Among the sub-sectors of the stock market that’s been hit the hardest in 2022, growth certainly leads the pack. Investors who sought out high-growth stocks last year are now focusing on companies with durable competitive advantages, defensive business models, and cash-flow-generating businesses.
Makes sense. But in this current downturn, some high-growth stocks have simply become too attractive to avoid. Despite earnings estimates which are still likely to come down, there are plenty of companies out there worth considering.
The Federal Reserve is likely to keep its foot firmly on the brakes through the first half of the year. However, the market appears to be pricing in a greater probability of a pause and pivot than Fed officials would like to admit. Thus, for those banking on an end-of-year rally, adding some exposure to high-growth stocks right now isn’t a bad idea.

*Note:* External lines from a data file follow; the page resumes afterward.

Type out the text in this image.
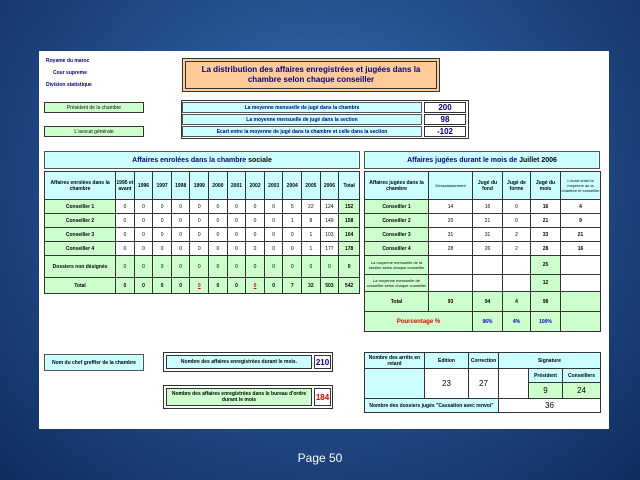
Royame du maroc
Cour supreme
Division statistique
La distribution des affaires enregistrées et jugées dans la chambre selon chaque conseiller
Président de la chambre
L'avocat générale
La moyenne mensuelle de jugé dans la chambre	200
La moyenne mensuelle de jugé dans la section	98
Ecart entre la moyenne de jugé dans la chambre et celle dans la section	-102
Affaires enrolées dans la chambre sociale
Affaires enrolées dans la chambre	1995 et avant	1996	1997	1998	1999	2000	2001	2002	2003	2004	2005	2006	Total
Conseiller 1	0	0	0	0	0	0	0	0	0	5	22	124	152
Conseiller 2	0	0	0	0	0	0	0	0	0	1	8	149	158
Conseiller 3	0	0	0	0	0	0	0	0	0	0	1	103	104
Conseiller 4	0	0	0	0	0	0	0	0	0	0	1	177	178
Dossiers non désignés	0	0	0	0	0	0	0	0	0	0	0	0	0
Total	0	0	0	0	0	0	0	0	0	7	32	503	542
Affaires jugées durant le mois de Juillet 2006
Affaires jugées dans la chambre	Dessaisissement	Jugé du fond	Jugé de forme	Jugé du mois	L'écart entre la moyenne de la chambre et conseiller
Conseiller 1	14	16	0	16	4
Conseiller 2	20	21	0	21	9
Conseiller 3	31	31	2	33	21
Conseiller 4	28	26	2	28	16
La moyenne mensuelle de la section selon chaque conseiller				25	
La moyenne mensuelle de conseiller selon chaque conseiller				12	
Total	93	94	4	98	
Pourcentage %		96%	4%	100%	
Nom du chef greffier de la chambre	Nombre des affaires enregistrées durant le mois. 210
Nombre des affaires enregistrées dans le bureau d'ordre durant le mois	184
Nombre des arrêts en retard	Edition	Correction	Signature		
	23	27		Président	Conseillers
				9	24
Nombre des dossiers jugés "Cassation avec renvoi"			36		
Page 50
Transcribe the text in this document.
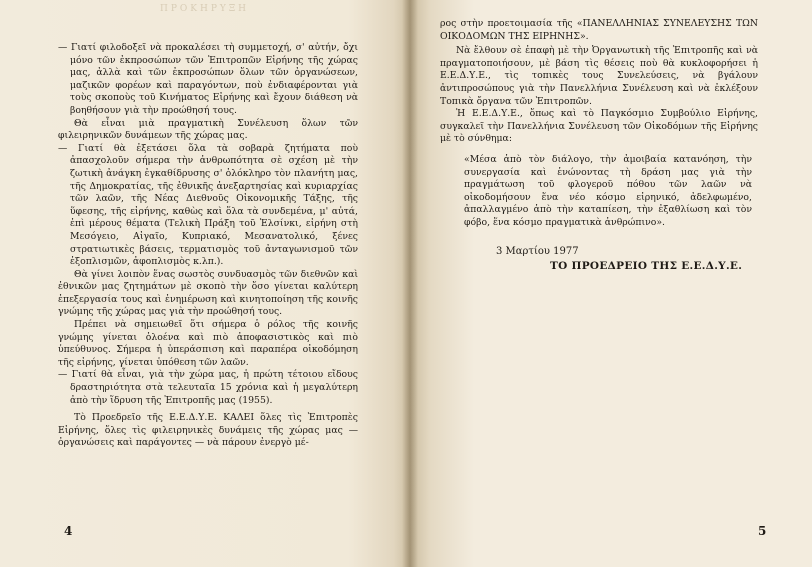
ΠΡΟΚΗΡΥΞΗ

— Γιατί φιλοδοξεῖ νὰ προκαλέσει τὴ συμμετοχή, σ' αὐτήν, ὄχι μόνο τῶν ἐκπροσώπων τῶν Ἐπιτροπῶν Εἰρήνης τῆς χώρας μας, ἀλλὰ καὶ τῶν ἐκπροσώπων ὅλων τῶν ὀργανώσεων, μαζικῶν φορέων καὶ παραγόντων, ποὺ ἐνδιαφέρονται γιὰ τοὺς σκοποὺς τοῦ Κινήματος Εἰρήνης καὶ ἔχουν διάθεση νὰ βοηθήσουν γιὰ τὴν προώθησή τους.

Θὰ εἶναι μιὰ πραγματικὴ Συνέλευση ὅλων τῶν φιλειρηνικῶν δυνάμεων τῆς χώρας μας.

— Γιατί θὰ ἐξετάσει ὅλα τὰ σοβαρὰ ζητήματα ποὺ ἀπασχολοῦν σήμερα τὴν ἀνθρωπότητα σὲ σχέση μὲ τὴν ζωτικὴ ἀνάγκη ἐγκαθίδρυσης σ' ὁλόκληρο τὸν πλανήτη μας, τῆς Δημοκρατίας, τῆς ἐθνικῆς ἀνεξαρτησίας καὶ κυριαρχίας τῶν λαῶν, τῆς Νέας Διεθνοῦς Οἰκονομικῆς Τάξης, τῆς ὕφεσης, τῆς εἰρήνης, καθὼς καὶ ὅλα τὰ συνδεμένα, μ' αὐτά, ἐπὶ μέρους θέματα (Τελικὴ Πράξη τοῦ Ἑλσίνκι, εἰρήνη στὴ Μεσόγειο, Αἰγαῖο, Κυπριακό, Μεσανατολικό, ξένες στρατιωτικὲς βάσεις, τερματισμὸς τοῦ ἀνταγωνισμοῦ τῶν ἐξοπλισμῶν, ἀφοπλισμὸς κ.λπ.).

Θὰ γίνει λοιπὸν ἕνας σωστὸς συνδυασμὸς τῶν διεθνῶν καὶ ἐθνικῶν μας ζητημάτων μὲ σκοπὸ τὴν ὅσο γίνεται καλύτερη ἐπεξεργασία τους καὶ ἐνημέρωση καὶ κινητοποίηση τῆς κοινῆς γνώμης τῆς χώρας μας γιὰ τὴν προώθησή τους.

Πρέπει νὰ σημειωθεῖ ὅτι σήμερα ὁ ρόλος τῆς κοινῆς γνώμης γίνεται ὁλοένα καὶ πιὸ ἀποφασιστικὸς καὶ πιὸ ὑπεύθυνος. Σήμερα ἡ ὑπεράσπιση καὶ παραπέρα οἰκοδόμηση τῆς εἰρήνης, γίνεται ὑπόθεση τῶν λαῶν.

— Γιατί θὰ εἶναι, γιὰ τὴν χώρα μας, ἡ πρώτη τέτοιου εἴδους δραστηριότητα στὰ τελευταῖα 15 χρόνια καὶ ἡ μεγαλύτερη ἀπὸ τὴν ἵδρυση τῆς Ἐπιτροπῆς μας (1955).

Τὸ Προεδρεῖο τῆς Ε.Ε.Δ.Υ.Ε. ΚΑΛΕΙ ὅλες τὶς Ἐπιτροπὲς Εἰρήνης, ὅλες τὶς φιλειρηνικὲς δυνάμεις τῆς χώρας μας — ὀργανώσεις καὶ παράγοντες — νὰ πάρουν ἐνεργὸ μέ-

4	5

ρος στὴν προετοιμασία τῆς «ΠΑΝΕΛΛΗΝΙΑΣ ΣΥΝΕΛΕΥΣΗΣ ΤΩΝ ΟΙΚΟΔΟΜΩΝ ΤΗΣ ΕΙΡΗΝΗΣ».

Νὰ ἔλθουν σὲ ἐπαφὴ μὲ τὴν Ὀργανωτικὴ τῆς Ἐπιτροπῆς καὶ νὰ πραγματοποιήσουν, μὲ βάση τὶς θέσεις ποὺ θὰ κυκλοφορήσει ἡ Ε.Ε.Δ.Υ.Ε., τὶς τοπικὲς τους Συνελεύσεις, νὰ βγάλουν ἀντιπροσώπους γιὰ τὴν Πανελλήνια Συνέλευση καὶ νὰ ἐκλέξουν Τοπικὰ ὄργανα τῶν Ἐπιτροπῶν.

Ἡ Ε.Ε.Δ.Υ.Ε., ὅπως καὶ τὸ Παγκόσμιο Συμβούλιο Εἰρήνης, συγκαλεῖ τὴν Πανελλήνια Συνέλευση τῶν Οἰκοδόμων τῆς Εἰρήνης μὲ τὸ σύνθημα:

«Μέσα ἀπὸ τὸν διάλογο, τὴν ἀμοιβαία κατανόηση, τὴν συνεργασία καὶ ἑνώνοντας τὴ δράση μας γιὰ τὴν πραγμάτωση τοῦ φλογεροῦ πόθου τῶν λαῶν νὰ οἰκοδομήσουν ἕνα νέο κόσμο εἰρηνικό, ἀδελφωμένο, ἀπαλλαγμένο ἀπὸ τὴν καταπίεση, τὴν ἐξαθλίωση καὶ τὸν φόβο, ἕνα κόσμο πραγματικὰ ἀνθρώπινο».

3 Μαρτίου 1977

ΤΟ ΠΡΟΕΔΡΕΙΟ ΤΗΣ Ε.Ε.Δ.Υ.Ε.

Here are three such companies that I think are worth considering in this current environment. They are among the beaten-down FAANG group of companies. These stocks each have the kind of fundamentals, and defensive posture long-term investors want. And the kicker is they’re all trading far below their peaks right now.
Let’s start off this list of high-growth stocks to buy with the world’s largest company, shall we?
With a projected net income of $94.6 billion in 2022, Apple (NASDAQ:AAPL) is among the blue-chip corporations with the strongest financial foundation worldwide. Apple may no longer be a stock with significant growth potential, but the company nonetheless had an 8.1% increase in revenue in the most recent quarter.
Analyst Angelo Zino appreciates Apple’s substantial worldwide ecosystem, growing potential market, and good customer retention rates. Zino is also optimistic about the management team and the firm’s ambitious buyback program. For the AAPL stock, CFRA has a “buy” rating and a $165 price objective.
The market is beginning to perceive less of a need for the Federal Reserve to be proactive about monetary policy in the near future, despite the fact that the Federal Reserve remains typically hawkish about interest rates.
For instance, several regions of Europe appear to be experiencing greater strain on the economy than the US. Investors might find it appealing that over half of Apple’s revenue comes from the Americas, particularly the US, during uncertain economic times worldwide.
Between 2021 and 2022, Apple stock was briefly viewed by many as a gamble on inflation. This kind of encouraging market mood could be advantageous for AAPL as long as consumer prices are high.
Alphabet (GOOG, GOOGL)
Alphabet (NASDAQ:GOOG, GOOGL), the parent company of Google, YouTube, and Google Cloud, is a world leader in online advertising and search.
In the third quarter of 2022, Alphabet’s revenue growth dropped to only 6.1%. According to Post, Alphabet’s revenue from search and YouTube has been especially disappointing, while its revenue growth from cloud services actually jumped from 36% to 38% in the quarter.
Alphabet, according to a leading market analyst, is “a defensive stock with value support,” and given its strong cash flow, it may be eligible for significant stock buybacks. The stock also has a “buy” rating and a $114 price target from Bank of America.
Alphabet announced over a 6% increase in sales for the third quarter, which includes a 38% increase in cloud revenue. According to Zino, Alphabet is valued favorably in comparison to other large-cap tech firms. According to Zino, Alphabet has outstanding cash flow potential and can support long-term revenue growth of between 7% and 11%. For GOOGL stock, CFRA has a “buy” rating and a $120 price objective.
A leading e-commerce giant, Amazon (NASDAQ:AMZN), really needs no introduction. This tech juggernaut has been on an impressive decline of late, dropping nearly 50% in 2022 alone. Of course, compared to the broader tech sector, that sort of underperformance is really unheard of. Accordingly, many long-term investors are now viewing this massive e-commerce player ass a compelling contrarian pick for 2023.
I’m one such investor.
Amazon’s Q4 revenue projection, according to Bank of America analyst Justin Post, was “very disappointing,” but he maintains that the business is still a “share gainer with loads of leverage ahead.” He predicts that as macroeconomic conditions improve, Amazon can increase margins, and over the next three years, Amazon Web Services, advertising, and third-party services will have a potential profit of $69 billion.
Investors may be disappointed by Amazon’s earnings growth during the coming year, but according to analyst Arun Sundaram, the company is well-positioned for long-term profit growth due to its investments in efficiency, cost control, and high-margin industries like cloud services and advertising. Sundaram anticipates a slowing of Amazon’s revenue growth to 8% in 2023. AMZN, which ended at $89.09 on December 9th, has a “buy” rating from CFRA and a $152 price target.
Also, this stock currently has a “buy” rating and a $137 price target from BoA.
On the date of publication, Chris MacDonald has a position in AAPL and AMZN. The opinions expressed in this article are those of the writer, subject to the InvestorPlace.com Publishing Guidelines.